Why the string slice length can be used as a starting index?

Hi. I'm new for Rust and confusing with this code now. I mean why the compiler does not panic if I specify the starting index that equals the length of string slice? Does it mean that not out of bounds if the index equals length?

#[cfg(test)]
mod tests {
    #[test]
    fn it_works() {
        assert_eq!(5, "hello".len());
    }

    #[test]
    #[should_panic]
    fn it_out_of_bounds() {
        let t = &"hello"[6..];
        assert_eq!("", t);
    }

    #[test]
    fn it_got_empty_string() {
        let t = &"hello"[5..];  // why it works?
        assert_eq!("", t);
    }
}

This is working as intended, x..y is non inclusive of y.

If we map out the numbers produced by the following we'll see this:

  • 0..5: 0, 1, 2, 3, 4 (Check: 0 <= 0 <= len(), 0 <= 5 <= len())
  • 0..=5: 0, 1, 2, 3, 4, 5 (Check: 0 <= 0 <= len(), 0 <= 5 < len())

If we change it to 5..=5 then we get an error.
Playground

Also to explain a bit further, x..x is a range that contains zero items (indices). It is safe to create an empty slice, and it is also safe to index with an empty range.

Thanks for your reply! Maybe I didn't describe my problem clearly. I wonder why 5.. works but 6.. doesn't work. I think 5 is out of range just like 6. In my opinion, the starting index should be a number in the range 0,1,2,3,4. So I'm curious why 5 can be used as a starting index.

Thanks for your reply! If x..x contains zero items, why 6..6 doesn't work?

1 Like

Going 1 off the edge to create an empty slice is fine, but no more than that

3 Likes

Yeah thanks for the clarification :smile:.

The start and end of the range must still be within the bounds of the slice. It's the same for slicing an empty array with a range of 0..: playground. If this was not allowed, there would be no way to slice an empty array or vector.

One idea that helped me to think about array indexes was to change from thinking of the indexes as being for particular elements, to being between the elements. So if there’s an array with N elements, 0 comes just before the first, then there are indexes between all the elements, 1, 2, 3, 4, and finally index N just after the last element. The indexes 0 to N inclusive are then the valid values for creating .. slices, both for the start and the end of the range.

The index N is equally special as 0, since they are the indexes just outside the array, without any real elements outside that range.

Thinking about it this way a range x..x is empty since it starts and ends at the same point, ie between two elements, rather than spanning over any elements. The empty slice isn’t special in this way of thinking, it is just that any of the indexes, 0 to N inclusive, can be used to create empty slices.

6 Likes

@parasyte Thank you for pointing out this special situation I didn't think about.
@Douglas Thanks for your nice idea!

I found this description from the official documents:

Panics if begin or end does not point to the starting byte offset of a character (as defined by is_char_boundary), if begin > end, or if end > len.

And this:

The start and end of the string (when index == self.len()) are considered to be boundaries.
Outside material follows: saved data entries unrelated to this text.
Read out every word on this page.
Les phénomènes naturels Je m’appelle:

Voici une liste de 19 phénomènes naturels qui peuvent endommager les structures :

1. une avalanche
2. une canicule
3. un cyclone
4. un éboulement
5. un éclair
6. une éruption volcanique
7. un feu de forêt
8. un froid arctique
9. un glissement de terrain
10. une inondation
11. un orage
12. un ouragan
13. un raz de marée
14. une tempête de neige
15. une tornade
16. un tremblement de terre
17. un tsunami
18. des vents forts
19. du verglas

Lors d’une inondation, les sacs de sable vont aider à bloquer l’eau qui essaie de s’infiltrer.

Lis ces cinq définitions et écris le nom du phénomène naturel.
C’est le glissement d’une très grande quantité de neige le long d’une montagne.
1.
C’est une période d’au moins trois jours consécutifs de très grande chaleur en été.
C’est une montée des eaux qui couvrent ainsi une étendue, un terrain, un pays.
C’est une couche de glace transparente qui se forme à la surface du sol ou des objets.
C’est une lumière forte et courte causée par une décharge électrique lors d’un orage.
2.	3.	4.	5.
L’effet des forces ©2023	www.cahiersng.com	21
If both indexes are considered to be boundaries, it is reasonable that "5.." can work correctly. Just like this photo:

image

It changed my mind about the slice index. :grinning:

2 Likes

Another way of seeing it:

min .. range indexing on a slice is sugar for min .. slice.len()

So indexing with slice.len() .. is just like indexing with slice.len() .. slice.len(), which, as @OptimisticPeach said, is a fine empty slice of indices, with which you can index your slice given that both indices are "in bounds", as you now know.

  • this can be seens as natural when considering split_at() operations:

    slice[a .. c] ~ concat(slice[a .. b], slice[b .. c])

    for any b in the a ..= c range, so that, for instance, you can split
    "xyz" as "x" + "yz", or "xy" + "z" or even "xyz" + "" (as well as "" + "xyz")

    If we did not made the "" cases valid, many algorithms would be incredibly more annoying to code, by having to special case these edge cases.

Whereas indexing with (slice.len() + 1) .. is like indexing with (slice.len() + 1) .. slice.len(), which doesn't make sense.

3 Likes

Obligatory Dijkstra reference: https://www.cs.utexas.edu/users/EWD/ewd08xx/EWD831.PDF

It's very handy that a..b splits exactly (nothing skipped or duplicated) into a..k and k..b for all possible splits, including the ones that have an empty half. (Or even two empty halves if you "split" 2..2 into 2..2 and 2..2.)

5 Likes

This topic was automatically closed 90 days after the last reply. New replies are no longer allowed.